02 agosto 2013

Syros


Il faro di Kea

Ci si può arrivare dall'aria, dopo aver preso terra a sud di Hermoupolis, il capoluogo, sbarcando dal biturobelica dell'Olympic, oppure dal mare.
Noi si è salpati all'alba dal Pireo su un traghetto ceruleo dall'omerico e pelagico nome di Delos.
Presto il Melthemi, il vento del nord ha suggerito ai passeggeri di riparare nei saloni condizionati, davanti al bancone del bar dove camerieri trafelati distribuiscono senza sosta acqua gelida e beveroni di caffè o cappuccino ghiacciati.

[A differenza di altre plaghe turistiche l'acqua costa cinquanta centesimi dovunque, nei distributori, sulla nave e nei bar sul lungo mare. E pensare che sulle rive del Lario si può arrivare a due euro per la bottiglietta, al litro insomma più del doppio di un generoso Barbera nell'Oltrepò Pavese.]

E così quasi tutti si sono persi il faro dell'isola di Kea, doppiato da poche decine di metri fendendo un Egeo blu notte.
E dopo Kea appare Syros alla prua, che spunta dalla foschia.
L'arrivo è suggestivo. Prima si costeggiano piccole insenature rocciose e deserte a cui scendono dalle colline sino al mare muretti a secco a separare prati magri e sassosi, poi compare Hermoupolis, il capoluogo dai due colli.
In cima a ciascuno stanno le due chiese, quella cattolica e quella ortodossa.
Un cantiere navale sproporzionato inganna sulla reali dimensioni dell'isola e ricorda anni di splendore marinaro che non torneranno.
Hermoupolis e i due colli
Gli alberghi più importanti stanno sul porto e dalla finestre si assiste allo sbarco dai traghetti che attraccano e salpano per Naxos, Myconos e Tinos, l'isola del grande santuario ortodosso dietro al quale sorge il sole estivo.
Non ci sono Italiani sul lungomare, qualcuno guarda incuriosito dai ponti dei traghetti che fanno tappa prima di ripartire per Mykonos.
I vicoli dietro al porto, come negli altri capoluoghi cicladici, imbiancati di un bianco accecante, ospitano trattorie, ristoranti più pretenziosi e negozi di paccottiglia multicolore, ma tutto è meno caotico rispetto a Mykonos e Thira.
Il ristorante Arkontariki, trovato su Trip-Advisor non tradisce.

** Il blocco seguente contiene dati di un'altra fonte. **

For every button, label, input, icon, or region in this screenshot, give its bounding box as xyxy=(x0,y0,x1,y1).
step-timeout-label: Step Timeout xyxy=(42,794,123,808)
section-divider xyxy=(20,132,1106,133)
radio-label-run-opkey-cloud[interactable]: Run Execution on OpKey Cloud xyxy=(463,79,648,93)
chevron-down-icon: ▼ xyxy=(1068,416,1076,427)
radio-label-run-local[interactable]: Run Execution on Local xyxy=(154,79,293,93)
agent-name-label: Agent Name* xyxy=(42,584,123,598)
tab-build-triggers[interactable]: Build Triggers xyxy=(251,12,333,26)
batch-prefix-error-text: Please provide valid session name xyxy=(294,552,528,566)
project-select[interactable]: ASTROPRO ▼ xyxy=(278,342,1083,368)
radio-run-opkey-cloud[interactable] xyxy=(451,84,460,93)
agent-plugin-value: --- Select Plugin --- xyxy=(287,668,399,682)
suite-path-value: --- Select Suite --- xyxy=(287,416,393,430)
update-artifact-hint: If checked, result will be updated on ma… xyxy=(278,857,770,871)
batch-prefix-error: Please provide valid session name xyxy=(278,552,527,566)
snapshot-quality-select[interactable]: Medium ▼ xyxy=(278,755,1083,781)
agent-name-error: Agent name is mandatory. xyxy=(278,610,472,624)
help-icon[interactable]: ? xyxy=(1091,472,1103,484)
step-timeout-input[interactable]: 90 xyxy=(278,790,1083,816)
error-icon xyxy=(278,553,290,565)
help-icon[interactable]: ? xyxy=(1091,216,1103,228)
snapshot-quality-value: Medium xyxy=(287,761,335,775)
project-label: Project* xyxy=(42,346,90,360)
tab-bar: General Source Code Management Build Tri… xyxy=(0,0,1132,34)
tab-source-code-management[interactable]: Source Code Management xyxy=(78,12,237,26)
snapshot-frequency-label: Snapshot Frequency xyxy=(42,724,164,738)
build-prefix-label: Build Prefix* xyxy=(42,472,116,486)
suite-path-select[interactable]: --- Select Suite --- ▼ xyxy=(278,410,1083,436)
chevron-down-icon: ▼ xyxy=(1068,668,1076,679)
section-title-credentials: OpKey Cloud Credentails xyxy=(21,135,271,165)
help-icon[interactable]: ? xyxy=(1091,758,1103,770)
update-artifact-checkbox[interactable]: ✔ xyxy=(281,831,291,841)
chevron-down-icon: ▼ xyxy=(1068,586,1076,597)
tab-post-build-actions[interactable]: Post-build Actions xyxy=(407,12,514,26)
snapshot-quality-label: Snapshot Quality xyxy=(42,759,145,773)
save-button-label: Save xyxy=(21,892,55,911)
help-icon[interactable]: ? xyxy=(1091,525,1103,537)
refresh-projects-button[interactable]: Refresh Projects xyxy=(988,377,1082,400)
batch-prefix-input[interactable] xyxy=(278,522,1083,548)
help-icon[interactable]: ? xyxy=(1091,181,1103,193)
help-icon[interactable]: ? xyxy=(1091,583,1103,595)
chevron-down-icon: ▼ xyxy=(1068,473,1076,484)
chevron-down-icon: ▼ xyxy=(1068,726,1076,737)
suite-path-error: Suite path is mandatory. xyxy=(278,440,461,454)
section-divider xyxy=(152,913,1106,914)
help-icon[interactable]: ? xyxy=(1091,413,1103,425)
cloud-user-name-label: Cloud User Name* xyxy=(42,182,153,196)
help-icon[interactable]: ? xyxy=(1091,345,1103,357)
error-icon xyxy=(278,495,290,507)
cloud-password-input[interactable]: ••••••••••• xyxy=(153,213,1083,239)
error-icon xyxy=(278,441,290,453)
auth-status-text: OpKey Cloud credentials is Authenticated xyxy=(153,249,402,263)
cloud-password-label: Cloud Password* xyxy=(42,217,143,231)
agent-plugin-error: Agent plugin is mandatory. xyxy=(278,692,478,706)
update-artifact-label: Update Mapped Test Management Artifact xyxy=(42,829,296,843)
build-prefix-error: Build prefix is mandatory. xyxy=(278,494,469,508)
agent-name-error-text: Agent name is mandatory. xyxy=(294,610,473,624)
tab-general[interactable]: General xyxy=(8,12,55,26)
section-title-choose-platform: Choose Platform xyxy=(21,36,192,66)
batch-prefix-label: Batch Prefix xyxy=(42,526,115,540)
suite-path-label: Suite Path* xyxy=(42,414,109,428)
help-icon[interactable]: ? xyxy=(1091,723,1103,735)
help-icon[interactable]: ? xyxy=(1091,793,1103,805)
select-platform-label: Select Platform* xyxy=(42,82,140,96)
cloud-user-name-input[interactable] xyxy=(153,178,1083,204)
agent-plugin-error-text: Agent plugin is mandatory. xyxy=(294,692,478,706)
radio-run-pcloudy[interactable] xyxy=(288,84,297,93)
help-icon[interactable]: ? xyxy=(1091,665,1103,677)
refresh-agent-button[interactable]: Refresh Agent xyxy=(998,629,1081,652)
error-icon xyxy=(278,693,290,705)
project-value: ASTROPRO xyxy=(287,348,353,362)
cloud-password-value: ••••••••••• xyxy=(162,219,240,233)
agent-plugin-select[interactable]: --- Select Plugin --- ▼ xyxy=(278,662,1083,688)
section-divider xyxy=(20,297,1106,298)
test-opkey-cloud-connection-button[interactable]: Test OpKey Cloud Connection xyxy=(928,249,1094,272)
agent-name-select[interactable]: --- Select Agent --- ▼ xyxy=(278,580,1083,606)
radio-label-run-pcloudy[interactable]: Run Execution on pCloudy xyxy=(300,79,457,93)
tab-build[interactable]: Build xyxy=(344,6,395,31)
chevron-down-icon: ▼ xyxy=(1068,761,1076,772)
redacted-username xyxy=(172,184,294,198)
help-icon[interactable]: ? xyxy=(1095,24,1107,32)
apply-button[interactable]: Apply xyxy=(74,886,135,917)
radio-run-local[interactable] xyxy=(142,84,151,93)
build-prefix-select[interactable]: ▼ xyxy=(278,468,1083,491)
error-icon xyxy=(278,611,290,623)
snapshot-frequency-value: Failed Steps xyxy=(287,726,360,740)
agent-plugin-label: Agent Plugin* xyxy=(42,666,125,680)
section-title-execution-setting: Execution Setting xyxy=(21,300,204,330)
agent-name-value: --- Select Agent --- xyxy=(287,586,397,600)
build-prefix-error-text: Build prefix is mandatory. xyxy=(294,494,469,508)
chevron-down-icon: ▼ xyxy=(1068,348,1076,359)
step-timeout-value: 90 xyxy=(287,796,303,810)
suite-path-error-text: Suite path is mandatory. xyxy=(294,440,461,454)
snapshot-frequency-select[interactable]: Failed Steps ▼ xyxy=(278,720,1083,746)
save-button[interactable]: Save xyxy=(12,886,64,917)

[La guida Routard mi serve giusto di riferimento. Racconta di un porto che sarebbe il più trafficato delle Cicladi, mentre i traghetti che vanno e vengono sono solo tre o quattro al giorno. Forse hanno fatto confusione con Paros; nel dubbio decido di nn fidarmi dei loro suggerimenti gastronomici e non  me ne pento.]

Il noleggio di un "quad" si rivela  indaginoso e alla fine rimedio solo un rugginoso trabiccolo di cilindrata ridicola, che costa una miseria e con cui comunque riesco ad arrancare quasi dappertutto.
Per i ristoranti e sul lungomare incontro suonatori di strada e mendicanti. Non ci vuole molto a capire che sono solo tre o quattro e che ritornano ciclicamente, a pranzo e a cena, girando tutte le taverne del circondario.
Una famigliola, padre, figlio e zio, suona veramente bene però appena gli si allunga qualche moneta se ne va.
Il nord dell'isola, desertico
La sera successiva li lascio suonare a lungo, poi cedo, gli metto in mano un euro e immediatamente se ne vanno verso il ristorante vicino, però abbiamo ascoltato della bella musica popolare.
A sud dell'isola, riparate dal Melthemi, stanno le spiagge più frequentate, che evitiamo accuratamente. Il nord, battuto dal vento, è abitato solo da pastori e agricoltori che si dedicano a magri vigneti.

[L'unica taverna dell'entroterra, naturalmente segnalata dalla guida Routard, è desolatamente chiusa.]

In compenso troviamo una spiaggia poco frequentata sulla costa occidentale, Delfini, sovrastata da una taverna ventilata e deliziosa nella sua spartanità.
Dopo tre giorni si parte, la prossima tappa è Paros.